Sample Spaces, Events, Probability, & Random Variables

The World is a Random Place and Uncertainty Prevails. We would like to study this uncertainty and use our learnings to maximize Shareholder Value™ which is, or ought to be, the Primary Goal of our short lives.

Sample Spaces

In the World, you perform an Experiment $\mathcal{E}$ which leads to Outcomes $\xi$. The space of all possible outcomes of your experiment¹ is its Sample Space $\Omega$.

Events and Event Spaces

An Event $A$ is just a set of outcomes in the Sample Space. That's really it.

But an Event Space $\mathcal{F}$ is a bit subtle. It is the set of all sets of outcomes in the sample space². That is, it's the set of all possible Events.

Formally, to say that $\mathcal{F}$ is an event space,

1. $\mathcal{F}$ must contain $\phi$ and $\Omega$ (nothing and the entire kit-n-kaboodle)
2. If some event $A \in \mathcal{F}$ then $A^c \in \mathcal{F}$ ("closed under complement")
3. If events $A, B \in \mathcal{F}$ then $A \cup B \in \mathcal{F}$ ("closed under union")
4. If 2 and 3 are true, you can use both to conclude that things are also "closed under intersection": $A \cap B = (A^c \cup B^c)^c$

So with this definition, and within a legit event space, an event can be no outcome³, a single outcome, or a collection of outcomes (including all outcomes) you're interested in. The closure rules mean that you pick an event $A$, it 'generates' its own complement $A^c$ in the event space⁴. This is nice because you can now use all manner of logical tricks to compute probabilities!

Sizes of Event Spaces

If you define an Event Space as the set of all subsets of a given set, you're just talking about the Powerset of the Sample Space in the discrete case. That is,

$$|\mathcal{F}| = 2^n$$

Say you toss a coin 100 times. That'll give you 100 outcomes in the Sample Space (i.e. $|\Omega| = 100$). But we're talking about the Event Space, which is the set of all sets of outcomes in the sample space. That thing's size is $2^{100}$, an unimaginably large number.

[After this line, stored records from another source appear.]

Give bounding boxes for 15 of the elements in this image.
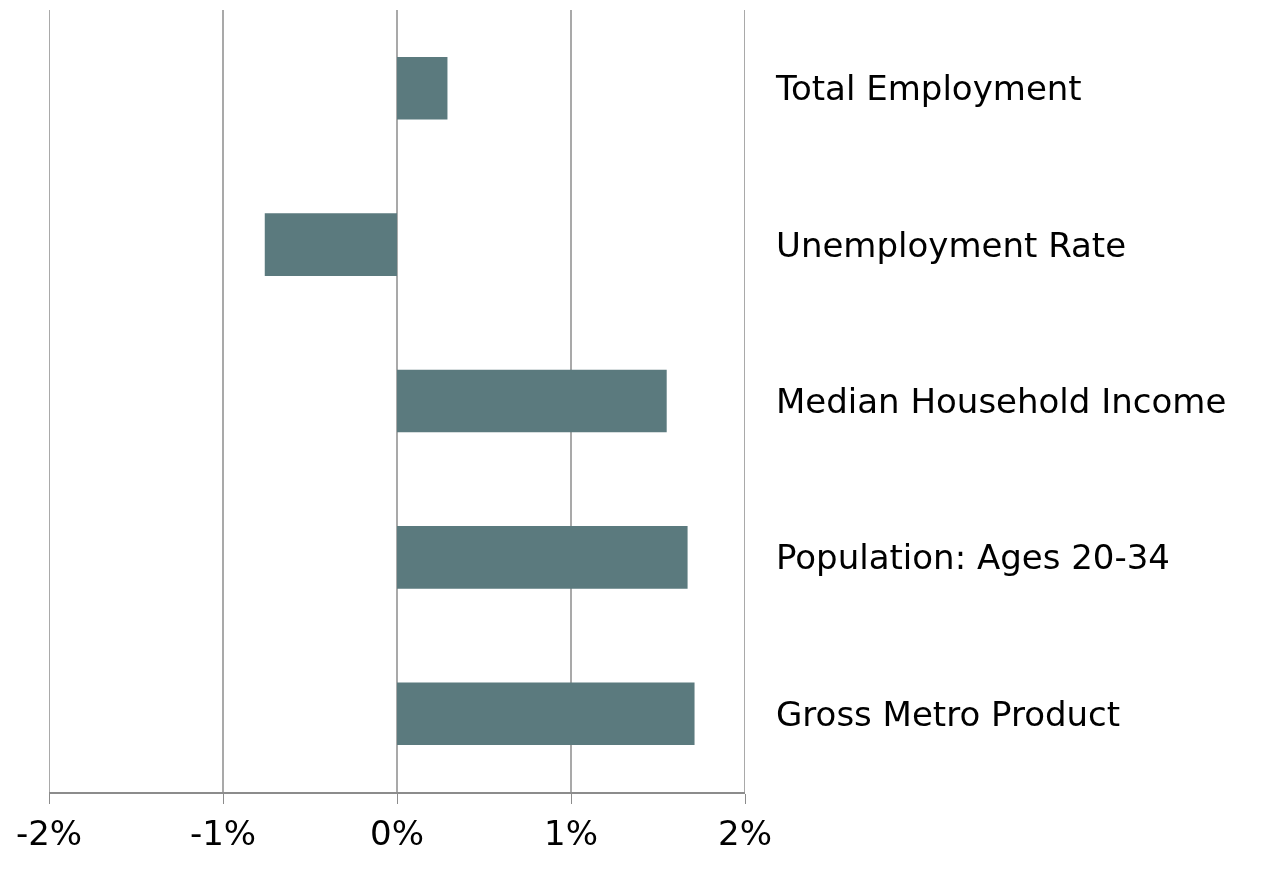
y-tick-label: Unemployment Rate xyxy=(776,224,1127,265)
x-tick-label: -1% xyxy=(189,812,257,853)
x-tick-label: 0% xyxy=(370,812,424,853)
bar xyxy=(397,369,667,433)
x-tick-label: 2% xyxy=(718,812,772,853)
y-tick-label: Total Employment xyxy=(775,68,1082,109)
y-tick-label: Population: Ages 20-34 xyxy=(776,537,1170,578)
y-tick-label: Gross Metro Product xyxy=(776,693,1121,734)
bar xyxy=(397,526,688,589)
y-tick-label: Median Household Income xyxy=(776,380,1227,421)
bar xyxy=(397,56,448,120)
x-tick-label: 1% xyxy=(544,812,598,853)
x-tick-label: -2% xyxy=(15,812,83,853)
bar xyxy=(397,682,695,746)
bar xyxy=(264,213,397,276)
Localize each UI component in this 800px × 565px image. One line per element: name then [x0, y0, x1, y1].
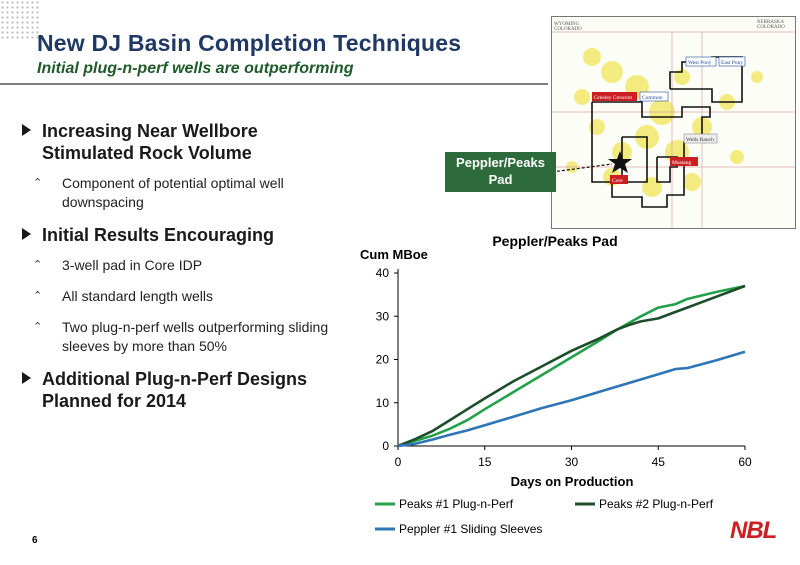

When it comes to continuous outcomes, things get pretty complicated in that you're looking at both Sample and Event Spaces that are uncountably infinite in size ("cardinality"). There are a few things Math people do about this that involves Measure Theory to tame these Beasts of Infinity. That's all I gotta say about that for now.

Probability and Probability Measures

Easy-peasy with the definitions of Events and Event Spaces. Let's go in reverse tho. A Probability Measure $P$ is a kind of 'rulebook' that looks at an Event Space and assigns numbers ("sizes") to all Events within it⁴. That is, $P$ is a function that maps an event $A$ to $[0, 1] \in \Reals$. This number corresponding to a single event of interest, $P(A)$ is the Probability of the event.

The Probability Measure must satisfy certain rules which we assume to be true ("axioms"):

1. If event $A \in \mathcal{F}$ then $0 \leq P(A) \leq 1$
   Probability of all events are non-negative real numbers

2. $P(\Omega) = 1$ and $P(\phi) = 0$
   "Something will happen": probability that at least one of the elementary events (those with just one outcome) will occur is 1.

3. If events $A$ and $B$ are disjoint⁵ ($A \cap B = \phi$) then $P(A\cup B) = P(A) + P(B)$

So what determines the rules of this 'rulebook'?

Random Variables

For non-Mathematicians, this is 'simply' a function that takes an outcome $\xi$ and maps it to a number $X(\xi)$ that is in the Reals ($\Reals$).

Let's say you're measuring the heights of 1,237 people. The height is the Random Variable. It is denoted $X$, which is a function that will map the height of Alice (Outcome $\xi_{12}$ of 1,237 outcomes) to 143.12cm and the height of Bob (Outcome $\xi_{56}$) height to 112.01cm. That is,

$$X(\xi_1) = 143.12 X(\xi_2) = 112.01$$

And so on. Whence the 'random' part of a Random Variable? Because you cannot predict what the mapping to $\Reals$ will be before you conduct the experiment ("The World in Random and Uncertainty Prevails"). And if you collect heights again with a different sample, $X$ will map to different numbers.

Random variables can be discrete/categorical or continuous.

Discrete - The Probability Mass Function (PMF)

This is denoted with a lowercase $f_X$ and is defined as the probability that $X = x$

$$f_X(x) = P[X = x]$$

Continuous - The Probability Density Function (PDF)

This is also denoted with a lowercase $f_X$ and is defined as the probability that $X \leq x$

$$f_X(x) = P[X \leq x]$$

Summing Things - The Cumulative Distribution Function (CDF)

This is denoted $F_X$

TODO: Finish this.

Media

"The Big Picture of Statistics" by Very Normal (a Columbia Biostats grad!)

Footnotes

1. Even those you haven't seen! ↩

2. A lovely combinatorial explosion! ↩

3. Being interested in no outcomes might be weird but consider being interested in "rolling a 16" when you have a six-sided die. $\{16\} \not\subseteq \{1,2,3,4,5,6\}$ where $\{1,2,3,4,5,6\}$ is the sample space. ↩

4. This some $\sigma$-algebra and Measure Theory stuff. Take it to be true. ↩ ↩²

5. We're talking mutually exclusive events, not independent ones. That's totally different. E.g. rolling 3 and 5 on a single die cannot happen at once (Mutually Exclusive, $P(A \cap B) = 0$) but can on two dice (Independent, $P(A \cap B) = P(A) \cdot P(B)$). ↩